In statistics and econometrics we usually solve this ‘confounder’ problem by ‘controlling for’ C, i. e. by holding C fixed. This means that we actually look at different ‘populations’ – those in which C occurs in every case, and those in which C doesn’t occur at all. This means that knowing the value of A does not influence the probability of C [P(C|A) = P(C)]. So if there then still exist a correlation between A and B in either of these populations, there has to be some other cause operating. But if all other possible causes have been ‘controlled for’ too, and there is still a correlation between A and B, we may safely conclude that A is a cause of B, since by ‘controlling for’ all other possible causes, the correlation between the putative cause A and all the other possible causes (D, E,. F …) is broken.
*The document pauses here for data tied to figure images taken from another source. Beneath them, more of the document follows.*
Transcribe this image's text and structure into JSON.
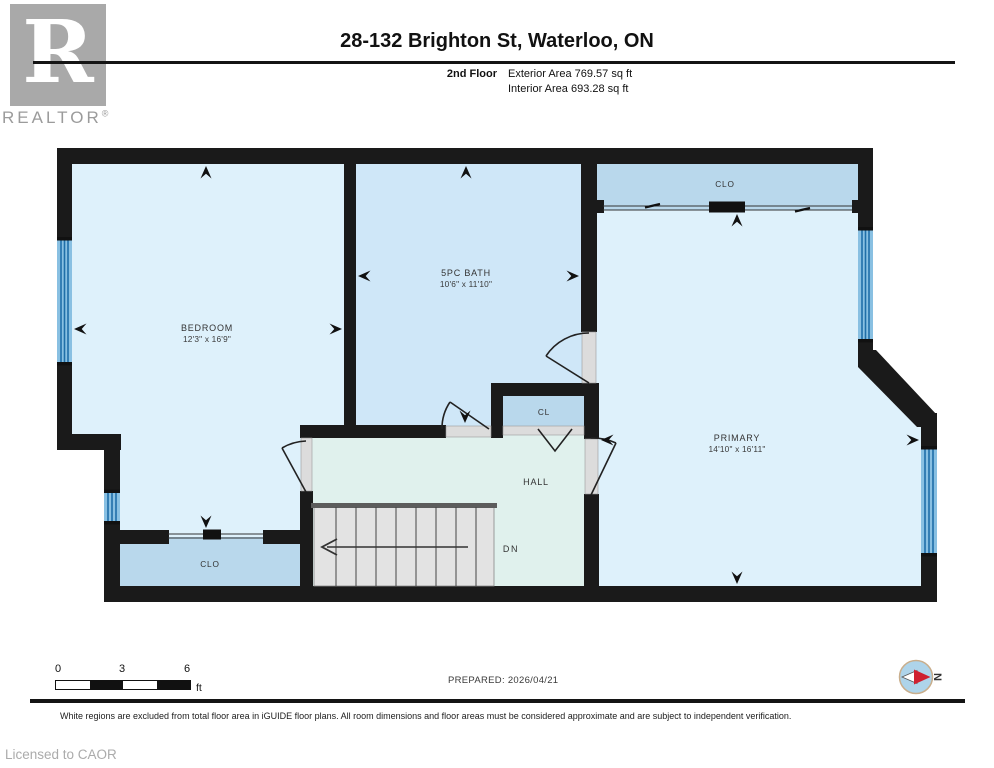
{
  "header": {
    "logo_letter": "R",
    "logo_brand": "REALTOR",
    "logo_reg": "®",
    "title": "28-132 Brighton St, Waterloo, ON",
    "floor_label": "2nd Floor",
    "exterior_area": "Exterior Area 769.57 sq ft",
    "interior_area": "Interior Area 693.28 sq ft"
  },
  "plan": {
    "rooms": {
      "bedroom": {
        "name": "BEDROOM",
        "dims": "12'3\" x 16'9\""
      },
      "bath": {
        "name": "5PC BATH",
        "dims": "10'6\" x 11'10\""
      },
      "primary": {
        "name": "PRIMARY",
        "dims": "14'10\" x 16'11\""
      },
      "hall": {
        "name": "HALL"
      },
      "closet_top_right": {
        "name": "CLO"
      },
      "closet_hall": {
        "name": "CL"
      },
      "closet_bedroom": {
        "name": "CLO"
      },
      "stairs_label": "DN"
    },
    "colors": {
      "wall": "#1a1a1a",
      "room_light_blue": "#def1fb",
      "bath_blue": "#cfe7f8",
      "closet_blue": "#b9d8ec",
      "hall_mint": "#e0f1ed",
      "window_blue": "#89c0e2",
      "window_stripe": "#1f6ea8",
      "stairs_gray": "#e3e3e3",
      "compass_red": "#cf2030"
    }
  },
  "footer": {
    "scale": {
      "tick0": "0",
      "tick1": "3",
      "tick2": "6",
      "unit": "ft"
    },
    "prepared": "PREPARED: 2026/04/21",
    "compass_n": "N",
    "disclaimer": "White regions are excluded from total floor area in iGUIDE floor plans. All room dimensions and floor areas must be considered approximate and are subject to independent verification.",
    "license": "Licensed to CAOR"
  }
}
This is of course a very demanding prerequisite, since we may never actually be sure to have identified all putative causes. Even in scientific experiments may the number of uncontrolled causes be innumerable. Since nothing less will do, we do all understand how hard it is to actually get from correlation to causality. This also means that only relying on statistics or econometrics is not enough to deduce causes from correlations.
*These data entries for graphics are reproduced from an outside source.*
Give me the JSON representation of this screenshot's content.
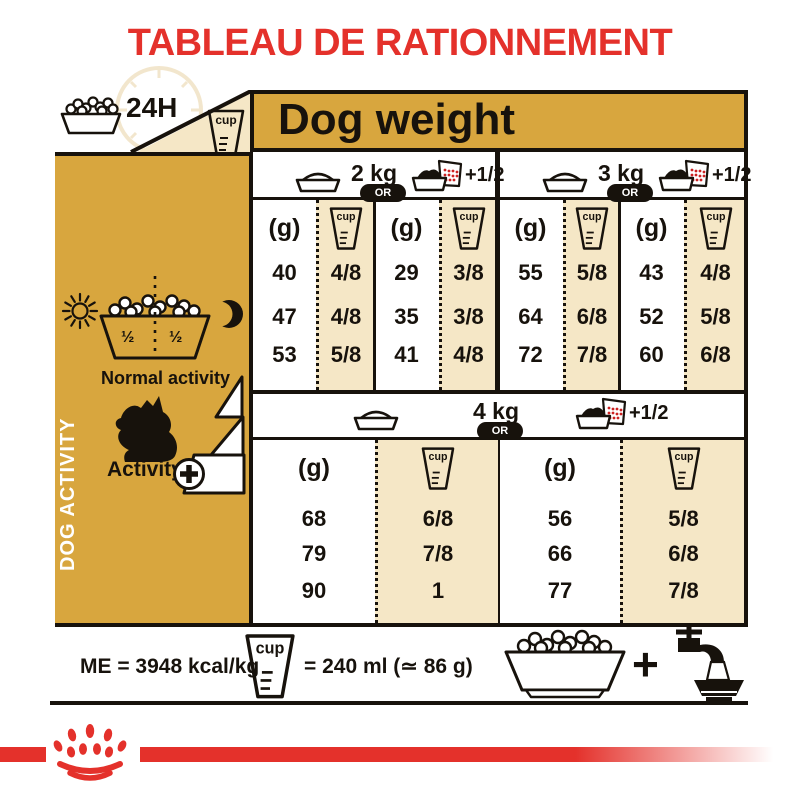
{
  "title": "TABLEAU DE RATIONNEMENT",
  "header": {
    "hours_label": "24H",
    "cup_label": "cup",
    "dog_weight_label": "Dog weight"
  },
  "sidebar": {
    "vertical_label": "DOG ACTIVITY",
    "bowl_half_left": "½",
    "bowl_half_right": "½",
    "normal_activity_label": "Normal activity",
    "activity_label": "Activity"
  },
  "table": {
    "gram_header": "(g)",
    "cup_header": "cup",
    "or_label": "OR",
    "plus_half_label": "+1/2",
    "sections": [
      {
        "weight": "2 kg",
        "pairs": [
          {
            "g": [
              "40",
              "47",
              "53"
            ],
            "cup": [
              "4/8",
              "4/8",
              "5/8"
            ]
          },
          {
            "g": [
              "29",
              "35",
              "41"
            ],
            "cup": [
              "3/8",
              "3/8",
              "4/8"
            ]
          }
        ]
      },
      {
        "weight": "3 kg",
        "pairs": [
          {
            "g": [
              "55",
              "64",
              "72"
            ],
            "cup": [
              "5/8",
              "6/8",
              "7/8"
            ]
          },
          {
            "g": [
              "43",
              "52",
              "60"
            ],
            "cup": [
              "4/8",
              "5/8",
              "6/8"
            ]
          }
        ]
      },
      {
        "weight": "4 kg",
        "pairs": [
          {
            "g": [
              "68",
              "79",
              "90"
            ],
            "cup": [
              "6/8",
              "7/8",
              "1"
            ]
          },
          {
            "g": [
              "56",
              "66",
              "77"
            ],
            "cup": [
              "5/8",
              "6/8",
              "7/8"
            ]
          }
        ]
      }
    ]
  },
  "footer": {
    "me_label": "ME = 3948 kcal/kg",
    "cup_label": "cup",
    "cup_equivalence": "= 240 ml (≃ 86 g)",
    "plus": "+"
  },
  "colors": {
    "brand_red": "#e4312b",
    "gold": "#d8a63e",
    "cream": "#f5e7c6",
    "ink_black": "#17120c"
  }
}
Some people think that randomization may solve the empirical problem. By randomizing we are getting different ‘populations’ that are homogeneous in regards to all variables except the one we think is a genuine cause. In that way we are supposed being able not having to actually know what all these other factors are.
If you succeed in performing an ideal randomization with different treatment groups and control groups that is attainable. But it presupposes that you really have been able to establish – and not just assume – that the probability of all other causes but the putative (A) have the same probability distribution in the treatment and control groups, and that the probability of assignment to treatment or control groups are independent of all other possible causal variables.
Unfortunately, real experiments and real randomizations seldom or never achieve this. So, yes, we may do without knowing all causes, but it takes ideal experiments and ideal randomizations to do that, not real ones.
That means that in practice we do have to have sufficient background knowledge to deduce causal knowledge. Without old knowledge, we can’t get new knowledge – and, no causes in, no causes out.
Econometrics is basically a deductive method. Given the assumptions (such as manipulability, transitivity, Reichenbach probability principles, separability, additivity, linearity etc) it delivers deductive inferences. The problem, of course, is that we will never completely know when the assumptions are right. Real target systems are seldom epistemically isomorphic to axiomatic-deductive models/systems, and even if they were, we still have to argue for the external validity of the conclusions reached from within these epistemically convenient models/systems. Causal evidence generated by statistical/econometric procedures may be valid in ‘closed’ models, but what we usually are interested in, is causal evidence in the real target system we happen to live in.
Advocates of econometrics want to have deductively automated answers to fundamental causal questions. But to apply ‘thin’ methods we have to have ‘thick’ background knowledge of what’s going on in the real world, and not in idealized models. Conclusions can only be as certain as their premises – and that also applies to the quest for causality in econometrics.